A greenhouse is a great asset when growing vegetables in your garden, extending your growing season and even providing you with fresh vegetables through the winter and early spring. Successful greenhouse vegetable gardening requires the right environment, taking into consideration heat (in cooler months), cooling (in warm months), ventilation, air circulation, shading, humidity and lighting.
Starting seeds: Seed starting for a vegetable garden is a common use for a greenhouse. Greenhouse vegetable gardening gives an early start to your garden. You need containers, soil, fertilizer, water, and in cool, northern areas, heat and light. Propagation mats under seed flats helps germination by warming the soil. Seeds can also be planted directly into a soil bench warmed by a soil cable.
Heating: Heat for greenhouse vegetable gardening can be provided with electric, natural gas or LP gas heaters. Electric heaters are simple. 240 volt heaters are generally more efficient than 120 volt, but a 120 volt heater is generally adequate for heating a small greenhouse when controlled by a separate heavy-duty thermostat. Natural gas and LP heaters should be properly vented, providing fresh air for combustion and exhausting fumes, and equipped with a good thermostat. Less common methods include in-the-floor radiant heating or an extension of a forced-air home heating system to an attached greenhouse.
Lighting: Light is key to successful greenhouse vegetable gardening. If the natural light in your greenhouse is low (a common issue in winter), supplemental lighting helps keep plants from getting spindly. A fluorescent shop light hung about 4 inches above your plants may be enough. However, the new High Output Fluorescent lamps, High Pressure Sodium or Metal Halide lights provide strong, full spectrum light and can often cover a larger area than ordinary fluorescent. High output fluorescent lamps are energy efficient as well.
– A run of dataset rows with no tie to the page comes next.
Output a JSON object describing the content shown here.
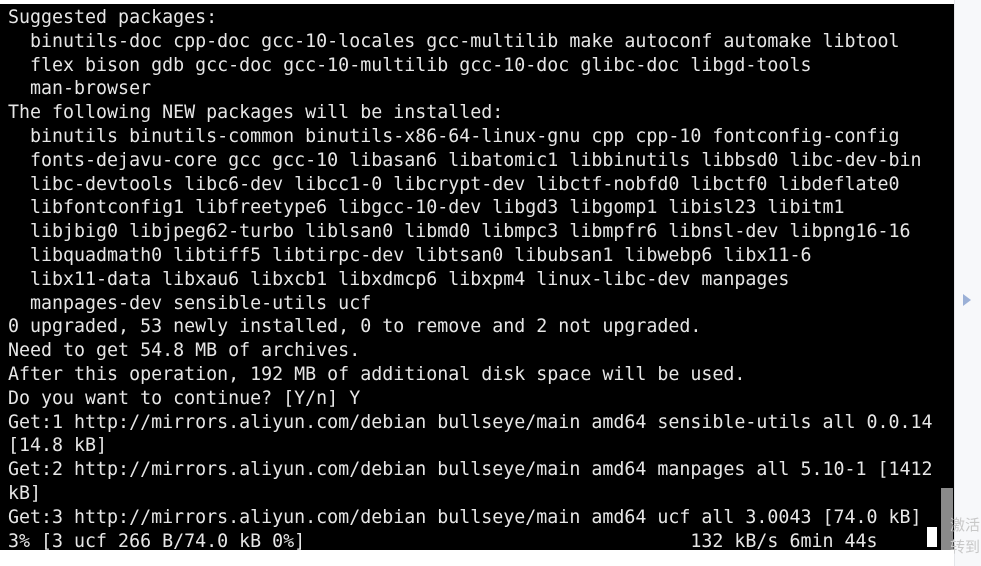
{
  "terminal": {
    "lines": [
      "Suggested packages:",
      "  binutils-doc cpp-doc gcc-10-locales gcc-multilib make autoconf automake libtool",
      "  flex bison gdb gcc-doc gcc-10-multilib gcc-10-doc glibc-doc libgd-tools",
      "  man-browser",
      "The following NEW packages will be installed:",
      "  binutils binutils-common binutils-x86-64-linux-gnu cpp cpp-10 fontconfig-config",
      "  fonts-dejavu-core gcc gcc-10 libasan6 libatomic1 libbinutils libbsd0 libc-dev-bin",
      "  libc-devtools libc6-dev libcc1-0 libcrypt-dev libctf-nobfd0 libctf0 libdeflate0",
      "  libfontconfig1 libfreetype6 libgcc-10-dev libgd3 libgomp1 libisl23 libitm1",
      "  libjbig0 libjpeg62-turbo liblsan0 libmd0 libmpc3 libmpfr6 libnsl-dev libpng16-16",
      "  libquadmath0 libtiff5 libtirpc-dev libtsan0 libubsan1 libwebp6 libx11-6",
      "  libx11-data libxau6 libxcb1 libxdmcp6 libxpm4 linux-libc-dev manpages",
      "  manpages-dev sensible-utils ucf",
      "0 upgraded, 53 newly installed, 0 to remove and 2 not upgraded.",
      "Need to get 54.8 MB of archives.",
      "After this operation, 192 MB of additional disk space will be used.",
      "Do you want to continue? [Y/n] Y",
      "Get:1 http://mirrors.aliyun.com/debian bullseye/main amd64 sensible-utils all 0.0.14",
      "[14.8 kB]",
      "Get:2 http://mirrors.aliyun.com/debian bullseye/main amd64 manpages all 5.10-1 [1412",
      "kB]",
      "Get:3 http://mirrors.aliyun.com/debian bullseye/main amd64 ucf all 3.0043 [74.0 kB]",
      "3% [3 ucf 266 B/74.0 kB 0%]                                   132 kB/s 6min 44s"
    ]
  },
  "side": {
    "watermark": "激活\n转到"
  },
  "colors": {
    "terminal_bg": "#000000",
    "terminal_fg": "#e6e6e6",
    "scroll_thumb": "#8a8a8a"
  }
}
Vegetables to grow in the winter greenhouse: Vegetables best for greenhouse vegetable gardening in the winter include lettuce, spinach, radishes, tomatoes, peppers, and cucumbers. However, what you are actually able to successfully grow depends on the night time temperatures you decide to keep. A cool greenhouse, with night time temperatures of 40-45°F, works for lettuce, spinach and radishes. Peppers, tomatoes, and cucumbers need warmer temperatures at night, around 65°F, especially when fruit is growing.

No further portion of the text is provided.